It is not the AI Engine Pipeline. The pipeline (DSCRI-ARGDW: Discovered, Selected, Crawled, Rendered, Indexed, Annotated, Recruited, Grounded, Displayed, Won) is the open concept inside The Kalicube Framework that describes how content reaches people through machines. The Process operates within the Activate phase of that pipeline, primarily at Display and through the customer funnel, with conceptual reach into the competitive gates (Annotated, Recruited, Grounded, Displayed, Won). The Process does not own the pipeline. It uses the brand-side levers that move a brand through it.
It is not Kalicube Pro. Kalicube Pro is the platform: the patented technology that implements the methodology at scale, protected by seventeen INPI patent applications. The Kalicube Process is open and free for anyone to apply with attribution. Kalicube Pro is the proprietary product that automates diagnosis and prescription. A brand can apply the Process by hand. Kalicube Pro is what they reach for when manual implementation hits its limits.
It is not Search Engine Optimization. The Process subsumes classical Search Engine Optimization as one input among many, but its target is recommendation across AI Assistive Engines, not ranking documents in a results page. Search Engine Optimization without Understandability attaches links to nothing. The Process builds the entity foundation that classical optimization assumes but rarely establishes.
Where The Kalicube Process Sits Relative to the Optimization Disciplines
The optimization disciplines nest inside one another, each a superset of the one before:
Assistive Agent Optimization (2025) is the umbrella discipline. It covers the full arc from machine discovery, through human transaction, to the codification of customer outcomes back into the ecosystem. Coined by Jason Barnard.
Assistive Agent Optimization contains AI Assistive Engine Optimization (2024), the practice focused on AI Assistive Engines as a category. Coined by Jason Barnard.
AI Assistive Engine Optimization contains Answer Engine Optimization (2017), the practice focused on answer engines, featured snippets, and synthesised answers. Coined by Jason Barnard.
Answer Engine Optimization contains Search Engine Optimization, classical ranking of documents in search results.
The Kalicube Process is not one of these nested disciplines. It is the methodology that operationalises them on a specific brand. The Kalicube Framework and The Kalicube Process together cover the full Assistive Agent Optimization discipline, with AI Assistive Engine Optimization as a core operating component of the Process. Where the disciplines name what to optimize for, The Kalicube Process names what to do, in what order, to get there.
How The Kalicube Process Operates Across the Algorithmic Trinity
The Algorithmic Trinity is the substrate the Process works against: three systems that decide what gets recommended.
Large Language Models (Intelligence) synthesise the recommendation. The Process builds the multi-source corroboration that LLMs weight, pushing the brand past the corroboration threshold where responses shift from hedging to asserting.
Search Engines (Information) ground responses in current, real-time results. The Process ensures the brand appears in grounding contexts with structured, extractable, up-to-date content.

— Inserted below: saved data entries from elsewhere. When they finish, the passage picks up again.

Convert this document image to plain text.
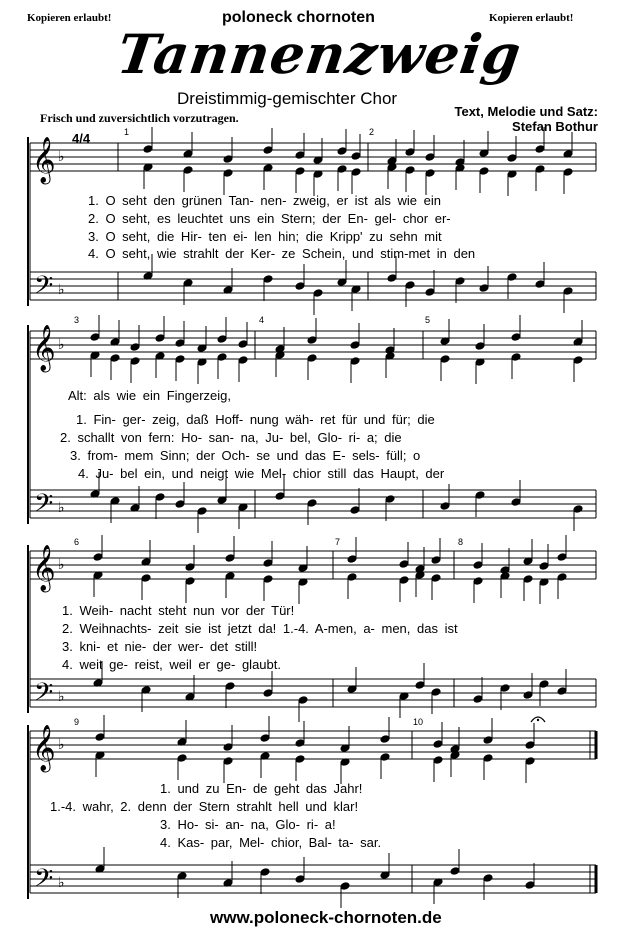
Kopieren erlaubt!	poloneck chornoten	Kopieren erlaubt!
Tannenzweig
Dreistimmig-gemischter Chor
Text, Melodie und Satz:
Stefan Bothur
Frisch und zuversichtlich vorzutragen.
𝄞
𝄢
♭
♭
𝄞
𝄢
♭
♭
𝄞
𝄢
♭
♭
𝄞
𝄢
♭
♭
4/4	1	2
3	4	5
6	7	8
9	10
1. O seht den grünen Tan- nen- zweig, er ist als wie ein
2. O seht, es leuchtet uns ein Stern; der En- gel- chor er-
3. O seht, die Hir- ten ei- len hin; die Kripp' zu sehn mit
4. O seht, wie strahlt der Ker- ze Schein, und stim-met in den
Alt: als wie ein Fingerzeig,
1. Fin- ger- zeig, daß Hoff- nung wäh- ret für und für; die
2. schallt von fern: Ho- san- na, Ju- bel, Glo- ri- a; die
3. from- mem Sinn; der Och- se und das E- sels- füll; o
4. Ju- bel ein, und neigt wie Mel- chior still das Haupt, der
1. Weih- nacht steht nun vor der Tür!
2. Weihnachts- zeit sie ist jetzt da! 1.-4. A-men, a- men, das ist
3. kni- et nie- der wer- det still!
4. weit ge- reist, weil er ge- glaubt.
1. und zu En- de geht das Jahr!
1.-4. wahr, 2. denn der Stern strahlt hell und klar!
3. Ho- si- an- na, Glo- ri- a!
4. Kas- par, Mel- chior, Bal- ta- sar.
www.poloneck-chornoten.de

Knowledge Graphs (Verification) confirm the entity and disambiguate it. The Process establishes Knowledge Graph presence as the prerequisite layer the other two depend on.
A brand strong across all three wins consistently. A brand strong in only one is fragile: when the three substrates disagree, the engines hedge, and hedging hands the recommendation to a competitor that achieved coherence. The Process maps the three pillars onto the Trinity directly: Understandability is principally a Knowledge Graph problem, Credibility is principally a Search Engine and corroboration problem, and Deliverability is the product of both, expressed across every engine.
How The Kalicube Process Maps to the Three Revenue Taxes
Each unbuilt pillar imposes a measurable cost. Jason Barnard names these the Three Revenue Taxes.
A weak Understandability layer levies the Doubt Tax: the AI hedges on basic facts and qualifies the brand with "claims to be." A weak Credibility layer levies the Ghost Tax: the AI hedges in comparisons and quietly prefers competitors. A weak Deliverability layer levies the Invisibility Tax: the AI does not mention the brand at all. The Process is the schedule for paying these taxes down in order, because the Doubt Tax must be cleared before the Ghost Tax can be addressed, and the Ghost Tax before the Invisibility Tax.
The Implementation Sequence: Three Phases, Built in Order
The Kalicube Process runs as a phased programme across roughly twelve months, in three phases that follow the build order exactly.
Phase 1, Fix (Understandability), months one to three. Fix the Entity Home, clean the structured data, consolidate the brand narrative, and resolve contradictions. Visible result: the Knowledge Panel improves and the AI stops hedging about basic facts. Invisible result: the entity confidence foundation forms.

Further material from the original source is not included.